Ein erzählerischer und zwanghafter Zwang, der Baby-Rentier auf die Figur Donny ausgerichtet ist, können wir sehen, dass es auch unseren zeitgenössischen Zwang in sozialen Netzwerken kreuzt, auf serielle und automatisierte Weise zu erzählen und nach Bindungen und Aufmerksamkeit zu suchen.
Martha ist besessen von Prominenten, gibt sich als Anwältin berühmter Persönlichkeiten aus, obwohl sie kein Geld für einen Kaffee hat, versucht, in einer Parallelwelt zu leben, die sie auf Facebook postet, und beginnt, Donny wie ein „Rentierbaby“ zu behandeln, zu loben und zu verwöhnen lieben und beschützen“. Und er mag es zunächst und auch nachdem er herausgefunden hat, dass es eins ist Pirschjäger, der wegen Belästigung anderer Männer vor Gericht steht, hat das Gefühl, die Situation unter Kontrolle zu haben, als er Komplimente entgegennimmt und im Spiegel von Marthas Worten seinen getrösteten Narzissmus sieht. Ein Spiegel, der zerbricht und zerspringt und eine Situation psychologischen Terrors erzeugt.

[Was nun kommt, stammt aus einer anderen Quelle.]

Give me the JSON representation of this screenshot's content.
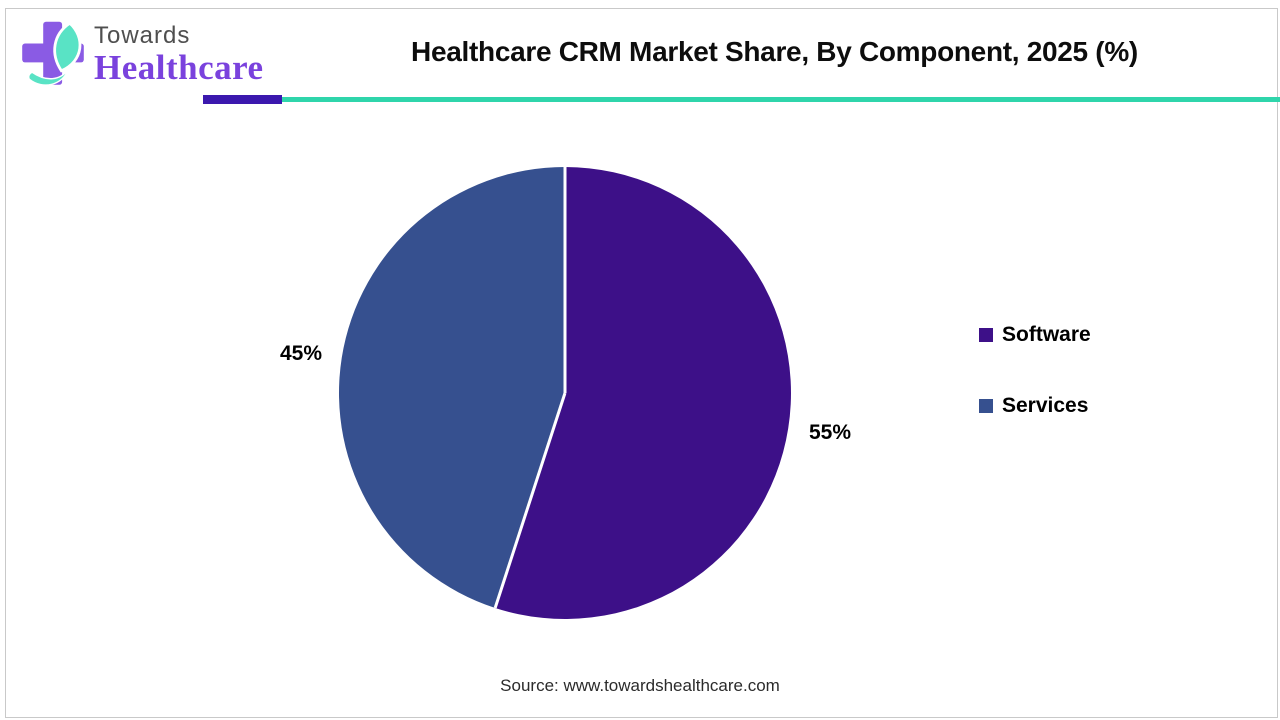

Marthas Charakteristikum des Übergangs von Zuneigung zu Bedrohung ist das des Double Bind, das vom Theoretiker Gregory Bateson in den 1950er Jahren theoretisierte Dilemma, bei dem eine oder zwei widersprüchliche Botschaften ausgedrückt werden, wobei die eine die andere leugnet und derjenige, der sie empfängt, auch wenn er positiv reagiert einer von ihnen wird mit dem anderen in Konflikt geraten. Mit anderen Worten: Es wird automatisch falsch sein, unabhängig von der Antwort.
Und wir sehen, wie Donny versucht, Marthas Erwartungen zu umgehen, indem er in ihr Spiel ein- und aussteigt und sich zunehmend in einem Netz verstrickt, in dem es außer dem Spiel selbst keine richtige affektive oder relationale Antwort gibt. Diese Doppelbindung ist der Weg, Kontrolle und Unterwerfung ohne Zwang oder explizite Gewalt zu erzeugen, bis sie unhaltbar wird. Durch das Brechen dieser Doppelbindung manifestiert sich der Ausdruck von Hass, Wut und Verlassenheit sowie der Wunsch nach Bestrafung. Und wir sehen, dass dies sowohl bei Martha als auch bei Donny zu unterschiedlichen Zeiten geschieht.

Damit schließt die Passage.